Nobili cause e istrionismi, tragedia e ironia: l’inquieto oscillare poetico di Foscolo. Che non era solo il mandrillo ipocrita canzonato da Gadda
L'altalena di Ortis

Ugo Foscolo: un’opera versatile, la sua, simile a un’intermittente ma inesausta confessione (nella foto, il monumento al poeta all’Università di Pavia)

Nella seconda metà del XX secolo, l’opera di Ugo Foscolo sembra essere stata confinata nelle scuole e negli studi degli specialisti. Tra i sintomi di questa caduta d’interesse, che denuncia il rapido allontanamento della nostra cultura da quella postunitaria di fine Ottocento e inizio Novecento, particolarmente significativo è il successo ormai indiscusso, tra i letterati e il pubblico colto, di “Il guerriero, l’amazzone, lo spirito della poesia nel verso immortale del Foscolo”, il radiodramma gaddiano del 1958 che con “Accoppiamenti giudiziosi” sta a testimoniare la singolare acrimonia dell’Ingegnere verso il poeta di Zacinto. In realtà, se la pièce conta qualche battuta divertente (“ci sono più vergini nei millenovecento versi del Foscolo che in tutta la storia di Roma antica.

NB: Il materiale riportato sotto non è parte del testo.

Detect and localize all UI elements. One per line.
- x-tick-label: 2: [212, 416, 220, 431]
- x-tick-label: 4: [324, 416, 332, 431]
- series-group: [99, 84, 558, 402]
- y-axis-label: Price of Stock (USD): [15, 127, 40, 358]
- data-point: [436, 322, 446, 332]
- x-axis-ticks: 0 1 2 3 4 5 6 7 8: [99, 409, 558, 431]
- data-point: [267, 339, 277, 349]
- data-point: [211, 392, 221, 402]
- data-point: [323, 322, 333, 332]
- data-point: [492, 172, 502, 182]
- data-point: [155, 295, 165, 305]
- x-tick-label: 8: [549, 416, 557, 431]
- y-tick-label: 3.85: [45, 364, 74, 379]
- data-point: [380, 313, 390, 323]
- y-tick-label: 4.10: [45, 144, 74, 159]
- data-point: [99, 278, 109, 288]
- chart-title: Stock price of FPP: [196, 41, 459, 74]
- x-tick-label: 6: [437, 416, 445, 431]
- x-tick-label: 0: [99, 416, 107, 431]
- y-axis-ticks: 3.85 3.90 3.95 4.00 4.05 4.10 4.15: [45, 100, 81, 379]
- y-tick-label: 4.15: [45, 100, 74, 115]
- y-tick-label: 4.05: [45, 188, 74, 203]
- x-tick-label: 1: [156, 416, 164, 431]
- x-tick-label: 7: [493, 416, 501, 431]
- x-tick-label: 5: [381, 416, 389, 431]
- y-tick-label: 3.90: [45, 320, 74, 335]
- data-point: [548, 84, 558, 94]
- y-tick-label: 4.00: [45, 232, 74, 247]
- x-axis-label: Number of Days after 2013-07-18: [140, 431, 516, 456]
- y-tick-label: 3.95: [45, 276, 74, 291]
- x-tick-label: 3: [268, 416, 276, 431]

Nelle ‘Grazie’ poi, sono vergini anche i quadrupedi”), la sua sostanza è criticamente misera e satiricamente grossolana. Gadda va sempre a parare lì: al “batacchio” dell’Ugo, “labbrone spiritato” e “mandrillo” specialista nell’“inneggiare alle vergini e andare a nanna con le maritate”. Ma oltre che immotivata e greve, la sua baldanza liquidatoria suona un po’ imprudente. A lettori meno goliardicamente sdraiati dei nostri accademici e dei loro zelanti alunni potrebbe venire infatti la maliziosa idea di confrontare lo “spendaccione” che canzonava la crassa Milano dei salotti e del butirro, chiamandola “Paneropoli” o “Babilonia minima”, col parsimonioso lombrosiano meneghino: e il confronto non andrebbe certo a vantaggio del Carlo Emilio. A sfottere chi appena ventenne, e senza posto fisso, osò ammonire pubblicamente Bonaparte, è infatti un buon borghese che già maturo posava a uomo d’ordine parafascista; a ritrarre Foscolo come un dannunzietto in sedicesimo, col troppo facile soccorso di una dama cretina e di un filisteo da pochade, è un autore intorno ai cui pedanti inventari pluristilistici la retorica dannunziana straripa senza ritegno; e a vituperare il primo sterniano d’Italia, capace di fine umorismo e di satire acutissime, è un ultimo nipotino di Sterne che ha ridotto la divagazione ad alibi e l’umorismo a un vocabolaresco spirito di patata, nascosto ma non riscattato dai fioriti involucri formali.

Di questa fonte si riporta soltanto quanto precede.